Configuring proxy authentication for squid

From Notes_Wiki
Revision as of 09:41, 8 November 2012 by Saurabh (talk | contribs) (Created page with "=Configuring proxy authentication for squid= ==Enabling proxy authentication using custom plugin== We can configure a program for basic authentication using lines like: <pre...")
(diff) ← Older revision | Latest revision (diff) | Newer revision → (diff)

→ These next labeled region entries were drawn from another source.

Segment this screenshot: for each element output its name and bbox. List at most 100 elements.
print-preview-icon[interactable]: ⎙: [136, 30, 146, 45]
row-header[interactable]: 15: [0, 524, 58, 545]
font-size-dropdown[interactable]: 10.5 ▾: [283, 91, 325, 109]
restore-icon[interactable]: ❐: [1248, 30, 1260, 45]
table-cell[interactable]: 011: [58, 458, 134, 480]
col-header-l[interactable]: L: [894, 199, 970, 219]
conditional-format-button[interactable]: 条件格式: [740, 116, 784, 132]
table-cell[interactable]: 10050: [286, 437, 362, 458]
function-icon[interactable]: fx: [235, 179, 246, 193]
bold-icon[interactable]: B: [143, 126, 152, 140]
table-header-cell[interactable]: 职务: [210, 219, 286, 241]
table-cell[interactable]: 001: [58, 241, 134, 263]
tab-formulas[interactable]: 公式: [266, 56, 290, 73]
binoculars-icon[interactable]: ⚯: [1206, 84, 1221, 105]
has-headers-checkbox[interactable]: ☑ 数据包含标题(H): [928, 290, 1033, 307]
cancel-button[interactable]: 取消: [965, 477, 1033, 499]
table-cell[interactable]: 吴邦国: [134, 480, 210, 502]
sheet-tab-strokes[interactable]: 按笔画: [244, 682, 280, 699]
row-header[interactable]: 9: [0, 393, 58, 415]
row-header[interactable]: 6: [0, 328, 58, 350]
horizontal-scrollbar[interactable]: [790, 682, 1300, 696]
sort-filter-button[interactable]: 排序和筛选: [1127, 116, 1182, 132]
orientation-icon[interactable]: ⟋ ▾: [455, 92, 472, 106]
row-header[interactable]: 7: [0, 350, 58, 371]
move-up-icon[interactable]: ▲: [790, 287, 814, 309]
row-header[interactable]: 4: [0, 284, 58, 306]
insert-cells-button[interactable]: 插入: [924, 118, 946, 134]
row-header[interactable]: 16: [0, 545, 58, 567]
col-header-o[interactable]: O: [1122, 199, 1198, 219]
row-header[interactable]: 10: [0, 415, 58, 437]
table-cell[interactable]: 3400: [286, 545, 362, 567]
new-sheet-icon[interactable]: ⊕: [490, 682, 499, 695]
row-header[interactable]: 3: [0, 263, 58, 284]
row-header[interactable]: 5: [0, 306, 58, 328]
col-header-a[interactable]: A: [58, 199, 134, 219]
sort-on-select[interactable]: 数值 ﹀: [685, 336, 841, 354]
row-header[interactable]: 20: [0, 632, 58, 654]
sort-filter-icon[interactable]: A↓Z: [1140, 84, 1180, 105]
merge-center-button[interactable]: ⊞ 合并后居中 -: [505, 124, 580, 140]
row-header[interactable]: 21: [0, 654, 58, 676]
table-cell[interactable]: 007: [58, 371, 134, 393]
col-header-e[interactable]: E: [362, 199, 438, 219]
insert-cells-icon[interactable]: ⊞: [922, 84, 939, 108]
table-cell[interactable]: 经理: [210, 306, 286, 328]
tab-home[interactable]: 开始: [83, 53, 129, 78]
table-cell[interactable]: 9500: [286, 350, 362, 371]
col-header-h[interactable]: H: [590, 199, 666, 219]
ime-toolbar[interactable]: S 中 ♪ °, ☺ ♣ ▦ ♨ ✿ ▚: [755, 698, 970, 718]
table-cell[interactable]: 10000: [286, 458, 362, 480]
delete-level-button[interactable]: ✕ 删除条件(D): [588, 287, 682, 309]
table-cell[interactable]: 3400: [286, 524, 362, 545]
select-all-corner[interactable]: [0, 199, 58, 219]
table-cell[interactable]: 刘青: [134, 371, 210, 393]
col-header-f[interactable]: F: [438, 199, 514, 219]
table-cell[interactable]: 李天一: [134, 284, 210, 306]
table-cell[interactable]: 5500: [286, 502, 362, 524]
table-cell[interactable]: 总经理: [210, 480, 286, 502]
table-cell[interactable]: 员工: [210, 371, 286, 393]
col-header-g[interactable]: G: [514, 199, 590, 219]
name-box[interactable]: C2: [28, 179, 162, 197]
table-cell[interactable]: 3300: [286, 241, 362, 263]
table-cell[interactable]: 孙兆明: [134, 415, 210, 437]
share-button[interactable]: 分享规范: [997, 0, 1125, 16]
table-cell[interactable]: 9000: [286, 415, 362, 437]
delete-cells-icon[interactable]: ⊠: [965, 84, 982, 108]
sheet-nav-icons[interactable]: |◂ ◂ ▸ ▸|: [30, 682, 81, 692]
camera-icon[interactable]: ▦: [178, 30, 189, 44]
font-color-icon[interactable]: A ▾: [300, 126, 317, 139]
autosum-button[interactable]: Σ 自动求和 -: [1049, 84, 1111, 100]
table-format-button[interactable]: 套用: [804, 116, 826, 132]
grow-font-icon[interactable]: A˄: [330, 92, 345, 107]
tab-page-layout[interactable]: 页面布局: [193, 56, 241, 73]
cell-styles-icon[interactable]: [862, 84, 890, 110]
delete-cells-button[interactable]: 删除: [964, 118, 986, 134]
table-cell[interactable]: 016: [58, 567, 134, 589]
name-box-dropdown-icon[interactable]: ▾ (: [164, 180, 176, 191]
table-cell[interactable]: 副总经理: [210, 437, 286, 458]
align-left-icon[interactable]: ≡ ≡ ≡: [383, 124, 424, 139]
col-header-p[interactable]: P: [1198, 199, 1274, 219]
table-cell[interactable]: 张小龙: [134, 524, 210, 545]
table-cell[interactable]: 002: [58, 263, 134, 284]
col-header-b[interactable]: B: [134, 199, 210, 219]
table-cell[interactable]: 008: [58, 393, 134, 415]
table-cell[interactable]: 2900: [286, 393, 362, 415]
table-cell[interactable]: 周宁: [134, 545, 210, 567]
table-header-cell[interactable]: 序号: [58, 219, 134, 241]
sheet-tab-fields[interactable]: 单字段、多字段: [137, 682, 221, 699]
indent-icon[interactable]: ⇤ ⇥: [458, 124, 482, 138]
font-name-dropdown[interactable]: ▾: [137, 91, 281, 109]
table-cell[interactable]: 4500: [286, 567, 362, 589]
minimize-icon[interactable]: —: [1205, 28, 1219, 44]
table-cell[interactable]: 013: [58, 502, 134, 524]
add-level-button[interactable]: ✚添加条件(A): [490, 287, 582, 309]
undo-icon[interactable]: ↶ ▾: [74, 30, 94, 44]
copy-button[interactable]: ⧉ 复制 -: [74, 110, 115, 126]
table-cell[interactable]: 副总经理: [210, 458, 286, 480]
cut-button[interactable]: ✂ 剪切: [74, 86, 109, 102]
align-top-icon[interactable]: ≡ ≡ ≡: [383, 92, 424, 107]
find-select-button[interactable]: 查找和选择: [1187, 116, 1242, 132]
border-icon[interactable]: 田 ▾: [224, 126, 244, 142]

Configuring proxy authentication for squid

Enabling proxy authentication using custom plugin

We can configure a program for basic authentication using lines like:

auth_param basic program /usr/lib64/squid/squid_auth_using_pop3/squid_auth_using_pop3
auth_param basic children 5
auth_param basic realm Squid proxy-caching web server
auth_param basic credentialsttl 2 hours

Now we can use acl proxy_authentication like 'acl proxy_authentication proxy_auth'

After this whenever proxy encounters this acl proxy authentication would be forced. Note that we want to enable proxy authentication for all users then we can use

    http_access allow proxy_authentication

But if we want it to be enabled only in combination with other ACL like source address then we can use

    acl hostel_wireless_users src 172.17.0.0/16 172.16.0.0/16
    http_access allow hostel_wireless_users proxy_authentication

Here order of acls, that is first hostel_wireless_users and then proxy_authentication is very important, so that only for hostel_wireless_users proxy_authentication is enforced. If we reverse the order and try

    http_access allow proxy_authentication hostel_wireless_users

then squid will end up trying proxy_authentication for all users and later on will see if users are hostel_wireless_users or not which wont serve the purpose of selective authentication.

Hence ACLs are tried in the order in which they are given. This can be used to optimize ACLs so that rule which is more likely to fail is given higher preference.